Tomato Pulav by Shripriya

Party menu recipe posted by Shripriya Ramakrishnan

Ingredients:
Basmati Rice - 1 cup
Tomato - 2 chopped fine.
Red onion - 1 big chopped fine.
Tomato puree - half cup
Coconut milk (thick) - half cup
Cloves 2
Poppy seeds - 1 teaspoon
Ginger - 1 inch piece
Garlic - 5 cloves
Red chillies - 4
Oil, Curry leaves - few springs, Cumin seeds and bay leaf for seasoning.
Salt - as needed.
Method:
Soak cloves and poppy seeds in warm water for 30-40 minutes.
Grind the soaked items and ginger, garlic, and red chillies into a paste.
Fry the basmati rice in a tbspn of oil and keep it aside.
In a kadai, pour about 2-3 tbspn of oil, then add the items mentioned for seasoning. Once the cumin seeds splutter, add the chopped onion. Then add the ground paste. Fry until raw smell goes.
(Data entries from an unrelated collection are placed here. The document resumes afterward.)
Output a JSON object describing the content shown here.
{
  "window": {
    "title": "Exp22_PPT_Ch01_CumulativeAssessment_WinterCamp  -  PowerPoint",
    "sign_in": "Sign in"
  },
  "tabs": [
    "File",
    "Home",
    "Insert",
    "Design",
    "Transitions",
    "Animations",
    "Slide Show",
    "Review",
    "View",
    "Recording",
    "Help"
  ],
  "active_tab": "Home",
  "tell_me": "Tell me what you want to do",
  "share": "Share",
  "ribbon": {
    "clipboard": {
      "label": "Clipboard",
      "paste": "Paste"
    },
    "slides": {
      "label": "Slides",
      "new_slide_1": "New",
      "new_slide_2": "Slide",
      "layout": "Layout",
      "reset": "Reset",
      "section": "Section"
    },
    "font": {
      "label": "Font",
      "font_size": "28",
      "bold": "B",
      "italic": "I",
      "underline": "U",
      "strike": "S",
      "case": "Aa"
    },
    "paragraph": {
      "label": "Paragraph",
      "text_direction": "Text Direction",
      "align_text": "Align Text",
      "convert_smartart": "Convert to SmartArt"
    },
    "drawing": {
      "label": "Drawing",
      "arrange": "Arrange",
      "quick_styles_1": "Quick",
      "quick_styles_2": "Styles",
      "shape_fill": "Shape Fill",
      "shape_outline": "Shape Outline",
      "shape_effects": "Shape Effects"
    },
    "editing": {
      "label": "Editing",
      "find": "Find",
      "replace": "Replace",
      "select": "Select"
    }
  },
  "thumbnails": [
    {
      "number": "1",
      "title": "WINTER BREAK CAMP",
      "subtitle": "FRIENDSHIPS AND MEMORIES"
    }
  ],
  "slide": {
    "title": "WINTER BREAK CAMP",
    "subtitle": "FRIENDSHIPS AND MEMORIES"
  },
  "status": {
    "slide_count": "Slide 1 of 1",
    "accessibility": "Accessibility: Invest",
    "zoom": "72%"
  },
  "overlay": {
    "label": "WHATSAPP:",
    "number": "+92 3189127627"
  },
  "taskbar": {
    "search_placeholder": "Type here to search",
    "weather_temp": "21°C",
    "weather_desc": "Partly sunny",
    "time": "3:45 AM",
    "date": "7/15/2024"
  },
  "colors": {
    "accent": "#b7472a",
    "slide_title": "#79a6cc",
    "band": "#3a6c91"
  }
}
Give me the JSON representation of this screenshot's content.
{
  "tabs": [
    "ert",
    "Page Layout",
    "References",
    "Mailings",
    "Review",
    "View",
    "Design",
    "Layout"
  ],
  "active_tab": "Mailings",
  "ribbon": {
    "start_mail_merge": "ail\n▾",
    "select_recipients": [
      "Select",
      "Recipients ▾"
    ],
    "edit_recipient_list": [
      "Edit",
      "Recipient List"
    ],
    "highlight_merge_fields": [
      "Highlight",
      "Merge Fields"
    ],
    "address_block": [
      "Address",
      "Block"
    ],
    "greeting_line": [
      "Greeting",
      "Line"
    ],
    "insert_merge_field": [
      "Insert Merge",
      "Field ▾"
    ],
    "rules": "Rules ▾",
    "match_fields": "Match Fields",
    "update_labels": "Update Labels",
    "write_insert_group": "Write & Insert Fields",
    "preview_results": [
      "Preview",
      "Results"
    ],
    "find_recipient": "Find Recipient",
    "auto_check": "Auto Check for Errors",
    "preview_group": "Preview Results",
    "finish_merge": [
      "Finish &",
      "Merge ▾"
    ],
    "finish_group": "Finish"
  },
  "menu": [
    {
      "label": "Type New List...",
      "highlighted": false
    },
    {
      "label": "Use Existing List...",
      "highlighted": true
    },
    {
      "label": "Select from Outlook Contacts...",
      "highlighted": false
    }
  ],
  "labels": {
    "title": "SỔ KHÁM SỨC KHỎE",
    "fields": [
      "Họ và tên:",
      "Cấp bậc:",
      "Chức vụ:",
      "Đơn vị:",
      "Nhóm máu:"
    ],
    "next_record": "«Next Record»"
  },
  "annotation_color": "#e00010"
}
Then add the tomatoes and salt. Once all the water evaporates and it is a fine tomato-onion curry, add the fried basmati rice, mix it and turn off the stove.
Transfer into a pressure-cooking vessel or in the rice cooker, add the tomato puree and coconut milk and one cup of water. 2 Whistles enough in the pressure cooker.
This is the tomato pulav....or we can even call it as red pulav.